Reproducibility

Reproducibility in ML means being able to recreate the exact results of a training run or experiment. It is a prerequisite for debugging, scientific rigor, and safe model deployment.

Sources of Non-Reproducibility

Random seeds: weight initialization, data shuffling, dropout, data augmentation, and batch sampling all use random number generators. Without fixing seeds, results differ across runs.

Non-deterministic GPU operations: CUDA has some non-deterministic operations (cuDNN convolution algorithms chosen at runtime; atomic operations in parallel reductions). Even with fixed seeds, results may differ.

Floating-point non-associativity: $(a + b) + c \neq a + (b + c)$ in floating point. Parallel reductions with different thread orderings give slightly different results.

Framework/library versions: different versions of PyTorch, cuDNN, or CUDA can produce different numerical results. A gradient computation bug fixed in one version may change outputs.

Data pipeline: shuffling order, preprocessing randomness, augmentation stochasticity.

Distributed training: order of gradient reductions and parameter updates may vary with number of GPUs, communication patterns.

Fixing Random Seeds

import random, numpy as np, torch
import os

def seed_everything(seed: int):
    random.seed(seed)
    np.random.seed(seed)
    torch.manual_seed(seed)
    torch.cuda.manual_seed_all(seed)
    os.environ["PYTHONHASHSEED"] = str(seed)

# Force deterministic CUDA operations (may reduce speed)
torch.backends.cudnn.deterministic = True
torch.backends.cudnn.benchmark = False

torch.backends.cudnn.deterministic = True disables non-deterministic cuDNN algorithms. May incur a 10-30% speed penalty.

torch.use_deterministic_algorithms(True) raises an error if any non-deterministic operation is attempted (PyTorch 1.11+).

Environment Pinning

Pin every dependency to an exact version.

requirements.txt with exact versions:

torch==2.3.0
transformers==4.40.0
numpy==1.26.4

conda environment.yml: pin package versions and Python version.

Docker: Docker images capture the exact OS, CUDA version, Python version, and all installed packages. A Dockerfile with pinned base image and package versions fully specifies the environment.

Poetry / uv: modern Python dependency managers with lockfiles that pin transitive dependencies.

Data Reproducibility

Version the dataset: use DVC or a data catalog to pin exact dataset versions to each experiment.

Store the preprocessing script + version: not just the processed data, but the code that produced it.

Log data statistics: number of examples per split, class distribution, mean/std of features. Detect accidental data changes.
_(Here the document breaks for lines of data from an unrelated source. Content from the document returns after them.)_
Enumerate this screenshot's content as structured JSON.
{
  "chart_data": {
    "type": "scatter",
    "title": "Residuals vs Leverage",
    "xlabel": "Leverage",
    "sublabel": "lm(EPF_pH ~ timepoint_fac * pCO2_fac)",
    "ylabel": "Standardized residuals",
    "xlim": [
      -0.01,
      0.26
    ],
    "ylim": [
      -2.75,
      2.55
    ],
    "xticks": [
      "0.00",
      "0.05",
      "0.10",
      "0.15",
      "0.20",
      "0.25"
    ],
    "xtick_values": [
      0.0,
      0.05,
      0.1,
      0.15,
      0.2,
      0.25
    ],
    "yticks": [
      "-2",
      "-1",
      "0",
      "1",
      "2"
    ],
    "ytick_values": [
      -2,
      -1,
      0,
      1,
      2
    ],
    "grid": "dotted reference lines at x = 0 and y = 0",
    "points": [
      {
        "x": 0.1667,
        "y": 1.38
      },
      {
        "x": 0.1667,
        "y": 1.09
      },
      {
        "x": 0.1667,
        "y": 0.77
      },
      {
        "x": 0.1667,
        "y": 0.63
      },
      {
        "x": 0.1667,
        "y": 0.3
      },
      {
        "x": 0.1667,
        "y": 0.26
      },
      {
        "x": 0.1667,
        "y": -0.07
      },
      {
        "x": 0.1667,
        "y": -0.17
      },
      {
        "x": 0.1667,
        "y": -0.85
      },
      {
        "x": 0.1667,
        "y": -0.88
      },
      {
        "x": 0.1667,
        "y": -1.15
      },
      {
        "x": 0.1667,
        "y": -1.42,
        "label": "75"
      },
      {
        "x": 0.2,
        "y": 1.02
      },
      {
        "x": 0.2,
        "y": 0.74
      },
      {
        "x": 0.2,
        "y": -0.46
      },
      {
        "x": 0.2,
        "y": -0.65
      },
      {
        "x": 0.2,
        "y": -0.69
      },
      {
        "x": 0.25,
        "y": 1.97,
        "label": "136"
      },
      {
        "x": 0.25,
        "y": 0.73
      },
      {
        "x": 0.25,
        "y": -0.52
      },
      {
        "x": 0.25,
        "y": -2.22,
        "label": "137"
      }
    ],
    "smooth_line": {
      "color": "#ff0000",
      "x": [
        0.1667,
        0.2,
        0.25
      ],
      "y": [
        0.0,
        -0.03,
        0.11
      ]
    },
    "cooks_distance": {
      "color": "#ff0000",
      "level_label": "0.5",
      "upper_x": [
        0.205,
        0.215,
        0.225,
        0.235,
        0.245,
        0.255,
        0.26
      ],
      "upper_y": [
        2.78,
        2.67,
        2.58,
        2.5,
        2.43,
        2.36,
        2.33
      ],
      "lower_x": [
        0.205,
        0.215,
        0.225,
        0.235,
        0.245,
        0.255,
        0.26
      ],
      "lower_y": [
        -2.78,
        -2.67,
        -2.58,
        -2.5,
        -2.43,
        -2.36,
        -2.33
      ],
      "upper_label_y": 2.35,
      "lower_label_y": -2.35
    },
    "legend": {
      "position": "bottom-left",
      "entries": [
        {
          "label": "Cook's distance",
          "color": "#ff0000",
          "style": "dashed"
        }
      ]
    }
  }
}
Deterministic splits: use a fixed random seed for splitting. Better: use a hash of a stable key (user ID, item ID) to assign records to splits deterministically.

Code Reproducibility

Git commit hash: log the exact commit hash (and ideally a git diff for uncommitted changes) with every experiment.

No uncommitted changes in production runs: enforce via CI that model training runs only on clean commits.

Experiment tracking: log commit hash, config file, and code snapshot (MLflow, W&B) with every run.

Checkpoint Reproducibility

Save optimizer state: a checkpoint that includes the model weights, optimizer state ($m$, $v$ in Adam), learning rate schedule state, and epoch/step count allows resuming a run exactly.

Random state: save and restore the state of all random number generators at the checkpoint.

checkpoint = {
    "model": model.state_dict(),
    "optimizer": optimizer.state_dict(),
    "scheduler": scheduler.state_dict(),
    "epoch": epoch,
    "rng_state": torch.get_rng_state(),
    "cuda_rng_state": torch.cuda.get_rng_state_all(),
    "np_rng_state": np.random.get_state(),
}

Levels of Reproducibility

Level Description Requirement
Numerical Bit-for-bit identical outputs Fixed seeds + deterministic ops + identical hardware
Statistical Same metrics within noise Fixed seeds + same code/data
Scientific Same conclusions Same methodology, data, and evaluation
Functional Same production behavior Sufficient for deployment

Bit-for-bit reproducibility is often impractical across different hardware or library versions. Statistical reproducibility (same metrics ± small variance) is the realistic target.

Continuous Integration for Reproducibility

Run short smoke-test training jobs in CI on every commit. Check that metrics match a baseline within tolerance. Catches regressions from code or dependency changes early.